2. Ignoring the CBDT Circular dated 20.08.2018.
3. Applicability of Insolvency and Bankruptcy Code, 2016 (CIRP) on the tax proceedings.

Issue-wise Detailed Analysis:

1. Deletion of Addition under Section 68 of the Income Tax Act, 1961:
The primary issue in the appeal is the deletion of an addition of Rs. 2,75,15,116/- made under Section 68 of the Income Tax Act, 1961 concerning sundry creditors. The assessee had declared an income of Rs. 32,19,20,154/- for the assessment year 2011-12, and the Assessing Officer (AO) added Rs. 2,75,15,116/- to the income, treating 50% of the sundry creditors as bogus due to non-response to notices issued under Section 133(6) of the Act. The CIT(A) deleted this addition after considering additional evidence submitted by the assessee and a remand report from the AO. The Tribunal upheld CIT(A)'s decision, noting that the AO's conclusion was based on assumptions without any concrete evidence of the creditors being non-genuine. The Tribunal emphasized that the purchases were accepted, and the opening balances were not disputed, thus making the addition unjustified.

2. Ignoring the CBDT Circular dated 20.08.2018:
The Revenue contended that the CIT(A) ignored the CBDT Circular in F. 279/Misc. 142/2007-ITJ(Pt.) dated 20.08.2018. However, the Tribunal did not find any specific discussion or reliance on this circular in the CIT(A)'s order or the arguments presented. The Tribunal focused on the factual correctness and the legal principles applicable to the case, rather than the procedural aspects highlighted by the Revenue.

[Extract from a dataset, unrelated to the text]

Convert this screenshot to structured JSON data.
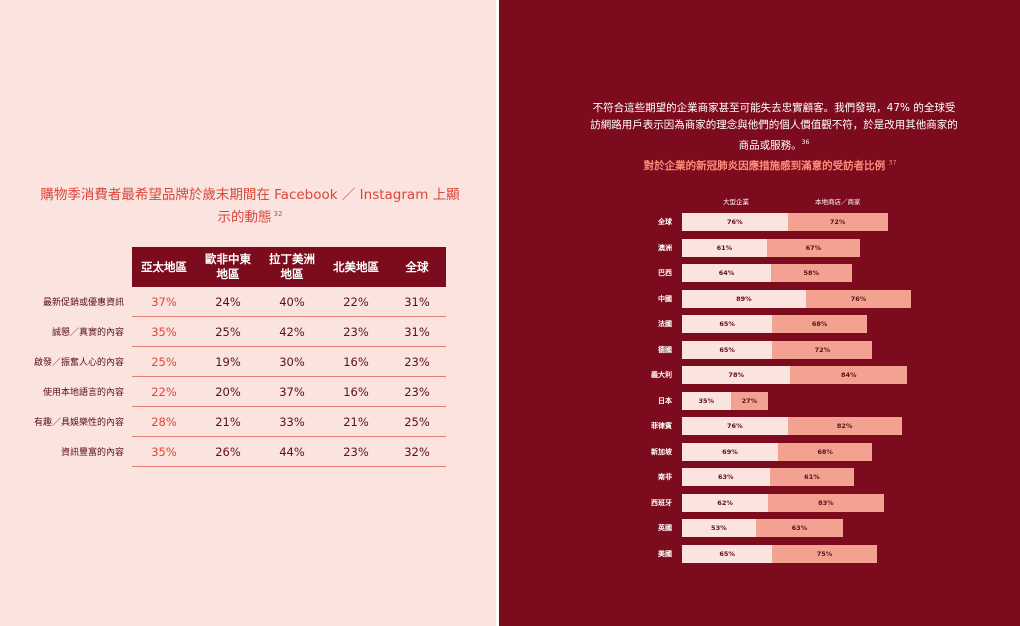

3. Applicability of Insolvency and Bankruptcy Code, 2016 (CIRP) on the Tax Proceedings:
The assessee company had been ordered for liquidation by the National Company Law Tribunal (NCLT) under Section 33(2) of the Insolvency and Bankruptcy Code, 2016 (CIRP). The Tribunal noted that as per Section 53(1) of the Code, the proceeds from the sale of liquidation assets must be distributed in a specified order of priority, which places CIRP and liquidation costs, wages, and secured creditors above tax dues. The Tribunal also referred to the Supreme Court decision in the case of CIT vs Moser Baer India Limited, which held that no tax liability can be collected from a company under liquidation. The Tribunal affirmed that the provisions of the Insolvency and Bankruptcy Code, 2016, have an overriding effect over other statutes, including the Income Tax Act, 1961, as per Section 238 of the Code. Consequently, the Tribunal dismissed the Revenue's appeal, stating that the tax proceedings would be overridden by the liquidation process under the CIRP code.

Conclusion:
The Tribunal dismissed the Revenue's appeal, affirming the CIT(A)'s deletion of the addition under Section 68 of the Income Tax Act, 1961, and acknowledged the overriding effect of the Insolvency and Bankruptcy Code, 2016, on the tax proceedings. The Tribunal emphasized that the parties could exercise their remedies under the Insolvency and Bankruptcy Code, 2016.